Einde inhoudsopgave
Verordening (EU) 2015/2365 betreffende de transparantie van effectenfinancieringstransacties en van hergebruik en tot wijziging van Verordening (EU) nr. 648/2012
Artikel 3 Definities
Geldend
Geldend vanaf 12-01-2016
- Bronpublicatie:
25-11-2015, PbEU 2015, L 337 (uitgifte: 23-12-2015, regelingnummer: 2015/2365)
- Inwerkingtreding
12-01-2016
- Bronpublicatie inwerkingtreding:
25-11-2015, PbEU 2015, L 337 (uitgifte: 23-12-2015, regelingnummer: 2015/2365)
- Vakgebied(en)
Financieel recht / Bank- en effectenrecht
Financieel recht / Europees financieel recht
Financieel recht / Financieel toezicht (juridisch)
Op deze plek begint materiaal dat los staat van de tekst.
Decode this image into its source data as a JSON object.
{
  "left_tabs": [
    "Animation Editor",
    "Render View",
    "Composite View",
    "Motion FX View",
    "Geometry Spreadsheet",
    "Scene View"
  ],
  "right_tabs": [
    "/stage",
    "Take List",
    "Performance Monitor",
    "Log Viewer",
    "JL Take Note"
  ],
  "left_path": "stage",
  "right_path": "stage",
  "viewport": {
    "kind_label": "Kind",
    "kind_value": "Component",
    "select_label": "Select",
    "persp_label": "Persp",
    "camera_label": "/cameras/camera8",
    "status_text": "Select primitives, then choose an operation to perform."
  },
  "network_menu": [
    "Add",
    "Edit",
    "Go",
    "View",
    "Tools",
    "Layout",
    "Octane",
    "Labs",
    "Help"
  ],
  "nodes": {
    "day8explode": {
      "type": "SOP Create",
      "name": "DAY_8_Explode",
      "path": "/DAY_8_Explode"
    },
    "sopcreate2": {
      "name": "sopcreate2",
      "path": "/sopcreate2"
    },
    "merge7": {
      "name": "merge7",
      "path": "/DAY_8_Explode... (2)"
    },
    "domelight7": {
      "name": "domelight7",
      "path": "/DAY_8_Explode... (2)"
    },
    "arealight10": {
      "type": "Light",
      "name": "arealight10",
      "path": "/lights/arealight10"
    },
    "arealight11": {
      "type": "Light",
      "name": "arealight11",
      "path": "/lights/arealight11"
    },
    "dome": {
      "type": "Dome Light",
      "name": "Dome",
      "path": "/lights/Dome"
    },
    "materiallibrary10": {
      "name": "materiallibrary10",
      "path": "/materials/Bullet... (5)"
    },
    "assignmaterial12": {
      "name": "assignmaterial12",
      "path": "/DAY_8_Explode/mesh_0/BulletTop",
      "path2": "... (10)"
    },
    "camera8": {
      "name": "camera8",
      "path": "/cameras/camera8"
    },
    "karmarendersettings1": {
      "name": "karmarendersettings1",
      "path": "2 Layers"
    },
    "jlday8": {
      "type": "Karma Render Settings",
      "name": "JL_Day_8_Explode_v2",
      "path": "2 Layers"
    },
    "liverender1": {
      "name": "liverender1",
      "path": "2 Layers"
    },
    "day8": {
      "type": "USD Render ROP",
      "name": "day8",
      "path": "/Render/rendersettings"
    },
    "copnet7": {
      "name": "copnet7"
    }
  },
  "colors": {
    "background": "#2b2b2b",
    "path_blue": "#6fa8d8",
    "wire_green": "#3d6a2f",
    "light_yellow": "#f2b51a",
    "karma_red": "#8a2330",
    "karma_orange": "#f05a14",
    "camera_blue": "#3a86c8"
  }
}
Voor de toepassing van deze verordening wordt verstaan onder:
- 1.
‘transactieregister’: een rechtspersoon die vastleggingen betreffende SFT's centraal verzamelt en bewaart;
- 2.
‘tegenpartijen’: financiële tegenpartijen en niet-financiële tegenpartijen;
- 3.
‘financiële tegenpartij’:
- a)
een beleggingsonderneming waaraan een vergunning is verleend overeenkomstig Richtlijn 2014/65/EU van het Europees Parlement en de Raad (1);
- b)
een kredietinstelling waaraan een vergunning is verleend overeenkomstig Richtlijn 2013/36/EU van het Europees Parlement en de Raad (2) of Verordening (EU) nr. 1024/2013;
- c)
een verzekeringsonderneming of een herverzekeringsonderneming waaraan een vergunning is verleend overeenkomstig Richtlijn 2009/138/EG van het Europees Parlement en de Raad (3);
- d)
een icbe en, in voorkomend geval, de beheermaatschappij ervan, waaraan een vergunning is verleend overeenkomstig Richtlijn 2009/65/EG;
- e)
een abi beheerd door abi-beheerders die beschikken over een vergunning of een registerinschrijving overeenkomstig Richtlijn 2011/61/EU;
- f)
een instelling voor bedrijfspensioenvoorziening die beschikt over een vergunning of een registerinschrijving overeenkomstig Richtlijn 2003/41/EG van het Europees Parlement en de Raad (4);
- g)
een centrale tegenpartij waaraan een vergunning is verleend overeenkomstig Verordening (EU) nr. 648/2012;
- h)
een centrale effectenbewaarinstelling waaraan een vergunning is verleend overeenkomstig Verordening (EU) nr. 909/2014 van het Europees Parlement en de Raad (5);
- i)
een entiteit in een derde land die, indien zij in de Unie was gevestigd, overeenkomstig de in de punten a) tot en met h) vermelde wetgevingshandelingen een vergunning of registerinschrijving nodig zou hebben;
- 4.
‘niet-financiële tegenpartij’: een in de Unie of een derde land gevestigde onderneming met uitzondering van de in punt 3 bedoelde entiteiten;
- 5.
‘gevestigd’:
- a)
indien de tegenpartij een natuurlijke persoon is, waar die haar hoofdkantoor heeft;
- b)
indien de tegenpartij een rechtspersoon is, waar die haar statutaire zetel heeft;
- c)
indien de tegenpartij krachtens haar nationale wetgeving geen statutaire zetel heeft, waar die haar hoofdkantoor heeft;
- 6.
‘bijkantoor’: een bedrijfszetel die niet het hoofdkantoor is en die een onderdeel zonder rechtspersoonlijkheid vormt van een tegenpartij;
- 7.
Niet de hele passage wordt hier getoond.